Can you critically reflect on the fact that you also might precipitate your protein at harsh pH values
- 2.5
If free enzyme 40degC is an outlier, the enzymes essentially behave identical. Could you repeat experiments and add error bars then the significance might appear. Right now I would say it is hard to say which data points to believe in.
Discussion:
Minor:
Is the dissociation of the enzyme from the matrix an issue for the follow up process of the products as they appear as contaminants?
Can the matrix be reused for technical application (reload with enzyme)
Please check digits after the comma as they are not all relevant.
Major:
Double check all conclusions: e.g.
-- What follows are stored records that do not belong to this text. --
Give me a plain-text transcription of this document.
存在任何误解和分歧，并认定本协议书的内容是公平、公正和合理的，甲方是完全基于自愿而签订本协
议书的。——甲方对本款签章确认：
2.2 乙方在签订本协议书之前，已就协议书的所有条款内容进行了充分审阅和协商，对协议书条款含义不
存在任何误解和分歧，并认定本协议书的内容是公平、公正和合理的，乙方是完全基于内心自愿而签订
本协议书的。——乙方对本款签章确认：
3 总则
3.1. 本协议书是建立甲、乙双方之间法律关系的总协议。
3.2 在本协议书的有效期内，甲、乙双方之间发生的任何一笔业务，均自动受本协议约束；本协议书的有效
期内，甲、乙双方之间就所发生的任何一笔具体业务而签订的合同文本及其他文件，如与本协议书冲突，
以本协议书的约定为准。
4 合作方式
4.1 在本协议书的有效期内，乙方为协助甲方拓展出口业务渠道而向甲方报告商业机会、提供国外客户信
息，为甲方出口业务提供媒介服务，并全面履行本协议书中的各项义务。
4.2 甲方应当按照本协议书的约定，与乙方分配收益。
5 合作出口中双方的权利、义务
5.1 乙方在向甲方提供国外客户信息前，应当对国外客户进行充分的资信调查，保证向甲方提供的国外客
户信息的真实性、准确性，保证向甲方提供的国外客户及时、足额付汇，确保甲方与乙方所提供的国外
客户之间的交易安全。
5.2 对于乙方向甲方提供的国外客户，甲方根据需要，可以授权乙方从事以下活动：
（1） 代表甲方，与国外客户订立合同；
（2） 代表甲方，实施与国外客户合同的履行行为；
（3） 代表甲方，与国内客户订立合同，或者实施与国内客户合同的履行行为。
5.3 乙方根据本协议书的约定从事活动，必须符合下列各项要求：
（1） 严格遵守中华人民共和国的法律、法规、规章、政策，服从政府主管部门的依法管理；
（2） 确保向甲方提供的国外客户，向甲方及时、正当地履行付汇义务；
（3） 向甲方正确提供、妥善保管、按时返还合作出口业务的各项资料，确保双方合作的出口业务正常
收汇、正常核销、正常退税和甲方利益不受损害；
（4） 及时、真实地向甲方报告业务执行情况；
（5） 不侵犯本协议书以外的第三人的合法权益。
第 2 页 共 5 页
I don’t think the tested buffers make a big difference considering the error bars for the experiment. So the statement that anionic buffer is better than cationic buffer is not underlined by the experiment.
Please add a discussion if this activity and reusability is sufficient for industrial applications. A reloading every 5 cycles might not be suitable for such workflows and therefore the adsorption might be better than covalent linkage, but overall not of practical relevance.
Author Response
Please see the attachment.
Author Response File: Author Response.docx
Round 2
Reviewer 1 Report
In the final version of the manuscript, the authors addressed all the suggestions made. It can be published in the present form.
Reviewer 2 Report
All my raised concerns where addressed by the authors.